Nilai-Nilai Yang Terkandung Dalam Acara Saprahan :
1. Nilai Kebersamaan
Pada dasarnya upacara saprahan itu sifatnya transparan, diikuti oleh seluruh warga kaum kerabat dan adanya gotong royong sebelum acara dimulai. Pelaksanaan dikoordinir para keluarga besar. Dengan mencerminkan rasa kebersamaan dan kekompakan yang tinggi di mulai dari awal sampai akhir persiapan, pelaksanaan hingga berakhirnya kegiatan.
2. Nilai Ketaatan
Nilai ini tercermin adanya dorongan dalam diri warga masyarakat untuk melaksanakan tradisi yang turun temurun sifatnya,khususnya acara saprahan. Hal ini adanya rasa menghormati pemimpin yang dianggap bisa mewakili kepentingan masyarakatnya atau juga yang dianggap dituakan sangat dihormati, hal ini merupakan manifestasi dari ketaqwaan seorang insan yang diungkapkan di dalam sebuah hadis, taat kepada Allah SWT, taat kepada Rasul, dan taat kepada pemimpin.
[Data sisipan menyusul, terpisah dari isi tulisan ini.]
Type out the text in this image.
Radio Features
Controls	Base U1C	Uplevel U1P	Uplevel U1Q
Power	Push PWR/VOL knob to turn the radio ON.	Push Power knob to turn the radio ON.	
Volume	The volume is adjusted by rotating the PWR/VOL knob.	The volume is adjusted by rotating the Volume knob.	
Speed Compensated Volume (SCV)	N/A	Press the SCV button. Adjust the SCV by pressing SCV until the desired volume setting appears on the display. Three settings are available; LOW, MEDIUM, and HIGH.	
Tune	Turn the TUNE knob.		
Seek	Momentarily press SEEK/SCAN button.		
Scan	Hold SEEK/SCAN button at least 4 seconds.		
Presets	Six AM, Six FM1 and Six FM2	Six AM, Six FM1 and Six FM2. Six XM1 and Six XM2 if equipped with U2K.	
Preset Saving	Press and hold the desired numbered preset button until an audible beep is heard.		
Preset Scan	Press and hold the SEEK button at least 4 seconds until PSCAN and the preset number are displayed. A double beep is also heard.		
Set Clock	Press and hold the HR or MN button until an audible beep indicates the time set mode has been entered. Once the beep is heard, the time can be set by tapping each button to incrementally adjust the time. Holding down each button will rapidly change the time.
Adanya rasa keterikatan secara otomatis menciptakan rasa persatuan dan kesatuan sesama umat yang harus dapat dipertahankan agar acara seperti ini menjadi sebuah identitas masyarakatnya.
3. Nilai Religius
Dari pelaksanaan upacara saprahan dapat dilihat bahwa di dalam menghadapi hidangan yang dianugrahkan Allah SWT tidak terlepas dari acara berdoa dan ditutupi dengan membaca salawat kepada nabi, agar di dalam acara tersebut mendapat berkah serta pahala dan selamat dari musibah dan bencana.
Pelaksanaan acara saprahan dapat mengikat persatuan dan kesatuan yang pada akhirnya dapat menumbuhkan identitas diri masyarakat yang bersangkutan, terutama dari nilai kebersamaan, kegotong royongan dan kekompakan yang diwujudkan dalam rangkaian upacara tersebut. Nilai-nilai tersebut dapat diaplikasikan pada generasi muda melalui pendidikan non formal di rumah atau dilingkungan social maupun pendidikan sekolah secara formal. Selanjutnya acara saprahan perlu dilakukan secara berkesinambungan untuk melestarikan salah satu adat budaya bangsa guna memupuk kerjasama antar warga hingga memperkokoh rasa identitas bersama.